Bereits seit über zwei Jahren tobt in Syrien der Bürgerkrieg. Die Fronten sind selbst Kennern des Landes unklar, und laut schon etwas betagterer Mitteilungen der Vereinten Nationen haben die Kampfhandlungen mittlerweile weit über 60.000 Todesopfer gefordert. Die konkreten Nachrichten aus dem Land im Nahen Osten waren eher spärlich – bis vor einem Monat ein frisch verrenteter Mitarbeiter des deutschen öffentlich-rechtlichen Rundfunks von einer Kugel getroffen wurde. Offenbar wollte der pensionierte Journalist mit einem Dokumentarfilm von der Bürgerkriegsfront seine spärliche Rente aufbessern. Seitdem werden Deutschlands Medienkonsumenten von Journalisten aller Mediengattungen im Stunden- bis Tagesrhythmus über die Genesung ihres Kollegen Jörg Armbruster auf dem Laufenden gehalten. Heute beispielsweise in großer Aufmachung in einem Print-Nachrichtenmagazin, worüber dann dank Pressearbeit der Presse auch wieder einige Tageszeitungen freudig berichten. So eine Personality Story, noch dazu aus der eigenen Branche, ist freilich weit interessanter als gut dreitausend Kilometer entfernte Massenschicksale.

3. Die Attacke

„Huffington Post“ attackiert deutschen Markt, so titelte heute eine deutsche Tageszeitung, und einige weitere Publikationen formulierten Ähnliches. Die augenblicklich beim Leser auftretende Frage, die Thematik welches deutschen Markts denn im bekannten, US-amerikanischen Politblock so aggressiv aufgegriffen wurde, wurde allerdings anders beantwortet, als die Headline vermuten ließ: Von nichts anderem berichtete nämlich der Tageszeitungsartikel, als dass die Macher des Internetmagazins offenbar planen, eine weitere, diesmal deutschsprachige Internetseite zu publizieren. Diese Neuigkeit pfeifen allerdings schon seit zwei Jahren alle Medienspatzen von den Dächern der Pressehäuser. Aber wenn die Angst vor der Konkurrenz umgeht, dann versteigt sich die Journaille schon einmal zur Kriegsrhetorik.
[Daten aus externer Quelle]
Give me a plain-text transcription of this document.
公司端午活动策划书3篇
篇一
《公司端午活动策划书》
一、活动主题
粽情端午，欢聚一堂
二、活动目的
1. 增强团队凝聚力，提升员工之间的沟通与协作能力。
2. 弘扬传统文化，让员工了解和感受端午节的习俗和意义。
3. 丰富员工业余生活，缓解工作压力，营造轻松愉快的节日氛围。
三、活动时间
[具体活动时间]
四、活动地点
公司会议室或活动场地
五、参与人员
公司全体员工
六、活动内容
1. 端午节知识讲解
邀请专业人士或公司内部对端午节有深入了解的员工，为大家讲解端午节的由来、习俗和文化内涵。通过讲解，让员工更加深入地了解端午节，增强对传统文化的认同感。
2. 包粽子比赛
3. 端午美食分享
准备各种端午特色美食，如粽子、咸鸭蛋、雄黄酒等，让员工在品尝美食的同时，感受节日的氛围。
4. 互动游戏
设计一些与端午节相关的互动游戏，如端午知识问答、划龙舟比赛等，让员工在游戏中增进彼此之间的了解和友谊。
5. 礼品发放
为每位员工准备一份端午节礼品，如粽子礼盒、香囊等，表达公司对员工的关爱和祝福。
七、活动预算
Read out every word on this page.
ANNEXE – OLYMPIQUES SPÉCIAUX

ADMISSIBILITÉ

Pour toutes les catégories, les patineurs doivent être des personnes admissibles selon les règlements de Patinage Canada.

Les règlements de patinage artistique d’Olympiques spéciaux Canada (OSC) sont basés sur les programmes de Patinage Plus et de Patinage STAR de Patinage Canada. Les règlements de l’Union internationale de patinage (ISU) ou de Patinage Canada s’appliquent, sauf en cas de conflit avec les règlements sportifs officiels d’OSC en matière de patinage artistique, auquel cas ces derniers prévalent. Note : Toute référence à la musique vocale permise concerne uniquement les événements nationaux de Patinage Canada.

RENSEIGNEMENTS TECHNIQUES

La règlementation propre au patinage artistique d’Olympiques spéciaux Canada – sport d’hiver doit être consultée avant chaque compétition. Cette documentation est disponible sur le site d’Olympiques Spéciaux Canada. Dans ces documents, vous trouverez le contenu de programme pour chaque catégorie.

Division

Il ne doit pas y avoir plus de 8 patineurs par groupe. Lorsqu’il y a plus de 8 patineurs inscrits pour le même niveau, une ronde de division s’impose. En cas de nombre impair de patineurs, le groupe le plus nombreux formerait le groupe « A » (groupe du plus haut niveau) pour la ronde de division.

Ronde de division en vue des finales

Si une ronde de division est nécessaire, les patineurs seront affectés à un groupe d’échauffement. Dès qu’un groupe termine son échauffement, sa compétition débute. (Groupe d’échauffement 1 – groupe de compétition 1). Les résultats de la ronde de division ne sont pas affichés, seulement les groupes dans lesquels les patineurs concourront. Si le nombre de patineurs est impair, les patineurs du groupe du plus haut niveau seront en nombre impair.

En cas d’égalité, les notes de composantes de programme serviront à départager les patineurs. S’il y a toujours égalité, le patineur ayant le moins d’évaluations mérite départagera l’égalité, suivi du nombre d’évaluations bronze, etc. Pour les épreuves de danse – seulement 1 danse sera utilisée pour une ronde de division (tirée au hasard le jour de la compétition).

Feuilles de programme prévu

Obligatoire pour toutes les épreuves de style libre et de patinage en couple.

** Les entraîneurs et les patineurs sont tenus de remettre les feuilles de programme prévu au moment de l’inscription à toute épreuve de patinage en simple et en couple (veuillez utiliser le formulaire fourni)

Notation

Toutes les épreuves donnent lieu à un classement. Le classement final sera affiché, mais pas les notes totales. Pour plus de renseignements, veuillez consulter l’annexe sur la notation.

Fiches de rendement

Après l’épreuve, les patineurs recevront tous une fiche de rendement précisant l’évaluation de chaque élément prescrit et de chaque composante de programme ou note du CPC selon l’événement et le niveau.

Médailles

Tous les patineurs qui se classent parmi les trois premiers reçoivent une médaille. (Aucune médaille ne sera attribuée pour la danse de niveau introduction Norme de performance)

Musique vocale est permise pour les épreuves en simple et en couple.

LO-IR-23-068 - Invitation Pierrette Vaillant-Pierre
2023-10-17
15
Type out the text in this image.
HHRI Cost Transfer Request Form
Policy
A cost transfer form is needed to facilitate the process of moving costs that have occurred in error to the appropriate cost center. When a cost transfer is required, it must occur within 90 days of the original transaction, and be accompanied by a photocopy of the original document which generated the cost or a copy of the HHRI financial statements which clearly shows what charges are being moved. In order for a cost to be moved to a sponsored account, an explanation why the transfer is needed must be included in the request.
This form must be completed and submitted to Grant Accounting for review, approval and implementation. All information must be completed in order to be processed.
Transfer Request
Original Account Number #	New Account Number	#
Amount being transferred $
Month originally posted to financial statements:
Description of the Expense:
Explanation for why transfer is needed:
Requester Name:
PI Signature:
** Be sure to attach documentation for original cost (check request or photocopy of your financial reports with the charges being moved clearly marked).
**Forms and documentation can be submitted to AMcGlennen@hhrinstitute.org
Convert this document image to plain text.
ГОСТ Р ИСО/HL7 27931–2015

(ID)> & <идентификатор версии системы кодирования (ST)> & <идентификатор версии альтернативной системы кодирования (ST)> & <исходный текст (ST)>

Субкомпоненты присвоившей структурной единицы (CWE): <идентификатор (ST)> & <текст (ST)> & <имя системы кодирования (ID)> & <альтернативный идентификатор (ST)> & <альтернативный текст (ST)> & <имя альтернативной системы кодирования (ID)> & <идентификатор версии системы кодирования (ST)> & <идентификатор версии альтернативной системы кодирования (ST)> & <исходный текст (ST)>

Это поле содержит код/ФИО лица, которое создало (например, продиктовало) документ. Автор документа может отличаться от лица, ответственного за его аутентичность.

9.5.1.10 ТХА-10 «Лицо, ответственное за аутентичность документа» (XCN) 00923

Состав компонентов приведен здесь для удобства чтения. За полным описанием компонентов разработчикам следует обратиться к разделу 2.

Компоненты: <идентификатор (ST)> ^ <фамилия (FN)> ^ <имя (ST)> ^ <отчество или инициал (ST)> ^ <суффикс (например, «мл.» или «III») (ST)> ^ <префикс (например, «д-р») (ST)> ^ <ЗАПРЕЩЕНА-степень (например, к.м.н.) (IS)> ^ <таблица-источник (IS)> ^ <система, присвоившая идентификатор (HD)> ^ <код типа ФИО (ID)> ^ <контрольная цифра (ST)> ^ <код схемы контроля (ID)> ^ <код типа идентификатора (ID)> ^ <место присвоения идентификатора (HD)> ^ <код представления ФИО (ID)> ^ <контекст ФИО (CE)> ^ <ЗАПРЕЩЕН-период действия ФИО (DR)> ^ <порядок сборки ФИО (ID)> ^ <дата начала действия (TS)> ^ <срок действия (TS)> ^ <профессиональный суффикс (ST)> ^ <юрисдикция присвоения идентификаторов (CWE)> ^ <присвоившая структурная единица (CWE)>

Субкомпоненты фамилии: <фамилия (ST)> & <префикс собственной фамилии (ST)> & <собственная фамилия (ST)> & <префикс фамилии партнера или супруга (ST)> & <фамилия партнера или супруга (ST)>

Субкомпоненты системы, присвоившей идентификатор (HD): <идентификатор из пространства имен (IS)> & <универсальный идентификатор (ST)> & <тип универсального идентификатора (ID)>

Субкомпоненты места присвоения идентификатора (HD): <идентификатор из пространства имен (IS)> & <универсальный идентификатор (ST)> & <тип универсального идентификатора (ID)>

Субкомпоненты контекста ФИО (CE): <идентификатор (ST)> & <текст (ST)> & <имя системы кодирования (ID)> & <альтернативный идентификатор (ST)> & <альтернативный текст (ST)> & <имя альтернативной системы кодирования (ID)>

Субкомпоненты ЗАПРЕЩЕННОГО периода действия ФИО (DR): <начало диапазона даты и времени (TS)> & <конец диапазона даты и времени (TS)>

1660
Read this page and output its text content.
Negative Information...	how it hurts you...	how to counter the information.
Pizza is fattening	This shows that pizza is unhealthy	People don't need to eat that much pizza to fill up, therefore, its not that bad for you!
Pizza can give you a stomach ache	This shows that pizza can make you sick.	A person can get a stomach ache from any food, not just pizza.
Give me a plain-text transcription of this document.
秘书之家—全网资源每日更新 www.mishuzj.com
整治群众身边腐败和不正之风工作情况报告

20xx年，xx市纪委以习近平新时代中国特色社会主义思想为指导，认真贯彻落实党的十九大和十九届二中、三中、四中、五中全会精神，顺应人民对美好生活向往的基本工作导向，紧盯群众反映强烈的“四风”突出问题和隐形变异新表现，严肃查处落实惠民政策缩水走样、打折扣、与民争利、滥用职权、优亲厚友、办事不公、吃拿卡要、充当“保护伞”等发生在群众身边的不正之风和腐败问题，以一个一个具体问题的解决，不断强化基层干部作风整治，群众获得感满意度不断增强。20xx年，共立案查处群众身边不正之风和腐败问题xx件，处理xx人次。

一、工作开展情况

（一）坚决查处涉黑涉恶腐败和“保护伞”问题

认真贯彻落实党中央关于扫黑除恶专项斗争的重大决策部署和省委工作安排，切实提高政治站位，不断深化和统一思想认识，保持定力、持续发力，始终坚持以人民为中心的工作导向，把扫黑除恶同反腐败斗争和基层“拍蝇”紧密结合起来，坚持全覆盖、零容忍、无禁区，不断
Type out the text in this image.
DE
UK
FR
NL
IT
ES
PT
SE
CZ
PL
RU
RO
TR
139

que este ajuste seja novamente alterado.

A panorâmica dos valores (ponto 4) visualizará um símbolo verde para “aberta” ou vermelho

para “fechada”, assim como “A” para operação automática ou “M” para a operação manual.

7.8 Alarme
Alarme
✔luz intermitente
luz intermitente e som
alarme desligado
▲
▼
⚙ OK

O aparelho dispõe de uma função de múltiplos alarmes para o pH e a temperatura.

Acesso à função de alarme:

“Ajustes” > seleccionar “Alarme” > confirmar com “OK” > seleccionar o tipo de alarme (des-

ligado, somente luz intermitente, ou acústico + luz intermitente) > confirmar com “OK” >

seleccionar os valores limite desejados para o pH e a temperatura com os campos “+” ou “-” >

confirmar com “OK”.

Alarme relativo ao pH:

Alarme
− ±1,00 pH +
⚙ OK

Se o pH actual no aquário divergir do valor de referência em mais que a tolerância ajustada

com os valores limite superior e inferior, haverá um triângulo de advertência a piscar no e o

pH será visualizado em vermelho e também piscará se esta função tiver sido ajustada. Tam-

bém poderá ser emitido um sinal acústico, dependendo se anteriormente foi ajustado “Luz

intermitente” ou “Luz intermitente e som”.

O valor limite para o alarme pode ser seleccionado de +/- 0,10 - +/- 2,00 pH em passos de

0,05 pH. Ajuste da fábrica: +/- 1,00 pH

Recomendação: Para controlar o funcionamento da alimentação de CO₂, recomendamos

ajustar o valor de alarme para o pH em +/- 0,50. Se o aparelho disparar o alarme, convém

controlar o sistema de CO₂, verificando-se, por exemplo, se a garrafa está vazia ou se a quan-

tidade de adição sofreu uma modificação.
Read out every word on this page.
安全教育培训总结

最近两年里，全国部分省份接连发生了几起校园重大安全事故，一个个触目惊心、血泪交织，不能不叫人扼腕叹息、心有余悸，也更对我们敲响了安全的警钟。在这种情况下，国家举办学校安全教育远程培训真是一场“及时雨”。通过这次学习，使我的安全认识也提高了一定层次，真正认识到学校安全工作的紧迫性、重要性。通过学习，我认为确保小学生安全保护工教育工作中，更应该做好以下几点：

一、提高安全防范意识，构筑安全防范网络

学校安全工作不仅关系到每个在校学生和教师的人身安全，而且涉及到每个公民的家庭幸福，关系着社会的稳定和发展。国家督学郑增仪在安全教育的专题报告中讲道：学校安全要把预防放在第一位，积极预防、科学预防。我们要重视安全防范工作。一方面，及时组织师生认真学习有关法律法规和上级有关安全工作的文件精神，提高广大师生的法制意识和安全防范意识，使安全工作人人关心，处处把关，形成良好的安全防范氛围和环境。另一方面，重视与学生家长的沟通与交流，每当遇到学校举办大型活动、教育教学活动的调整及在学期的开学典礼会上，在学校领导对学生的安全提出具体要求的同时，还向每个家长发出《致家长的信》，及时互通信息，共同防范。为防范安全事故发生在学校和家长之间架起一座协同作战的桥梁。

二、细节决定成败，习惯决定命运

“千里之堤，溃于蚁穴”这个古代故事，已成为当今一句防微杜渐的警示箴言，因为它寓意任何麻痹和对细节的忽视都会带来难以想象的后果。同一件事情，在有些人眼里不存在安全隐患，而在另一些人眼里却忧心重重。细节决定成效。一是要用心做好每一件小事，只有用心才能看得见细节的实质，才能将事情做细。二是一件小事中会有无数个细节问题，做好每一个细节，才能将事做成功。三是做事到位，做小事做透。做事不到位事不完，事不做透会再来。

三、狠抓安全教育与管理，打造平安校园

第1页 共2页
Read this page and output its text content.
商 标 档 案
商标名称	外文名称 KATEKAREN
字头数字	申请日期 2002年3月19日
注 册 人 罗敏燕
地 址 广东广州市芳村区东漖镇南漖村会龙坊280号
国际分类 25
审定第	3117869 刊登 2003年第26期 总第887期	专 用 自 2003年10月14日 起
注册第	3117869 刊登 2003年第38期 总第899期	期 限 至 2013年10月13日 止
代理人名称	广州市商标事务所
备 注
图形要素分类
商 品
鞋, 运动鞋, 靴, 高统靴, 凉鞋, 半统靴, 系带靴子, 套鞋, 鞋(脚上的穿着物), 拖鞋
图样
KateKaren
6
Schließlich soll der Leser wissen, dass es ihm ja nicht einfallen darf, fürderhin auch nur ein vorsichtiges Äuglein auf die Machenschaften des in deutsche Lande einfallenden amerikanischen Feindes zu werfen.

Was allen drei Beispielen gemein ist: Hier werden an prominenter Stelle Themen behandelt, die die Medienmacher selbst interessieren – nicht aber ihre Leser. Und selbst, wenn die Branche inzwischen schon den Berufszweig des Medienjournalisten zur Pflege der eigenen Befindlichkeiten in der Öffentlichkeit erfunden hat: Ob man mit dieser Art der medial-journalistischen Nabelschau wirklich seine Leser und Zuschauer zu begeistern vermag, ist mehr als fraglich. Und Gleiches werden sich Verleger und Intendanten auch mehr und mehr von ihren Werbekunden fragen lassen müssen. Unbehelligt von solcherlei Erwägungen können einzig und allein die Öffentlich-Rechtlichen agieren, kassiert doch der Beitragsservice von ARD, ZDF und Deutschlandradio de lege lata auch dann satte Gebühren von den Bürgern, wenn diese mit dem Programm beim besten Willen nichts anfangen können.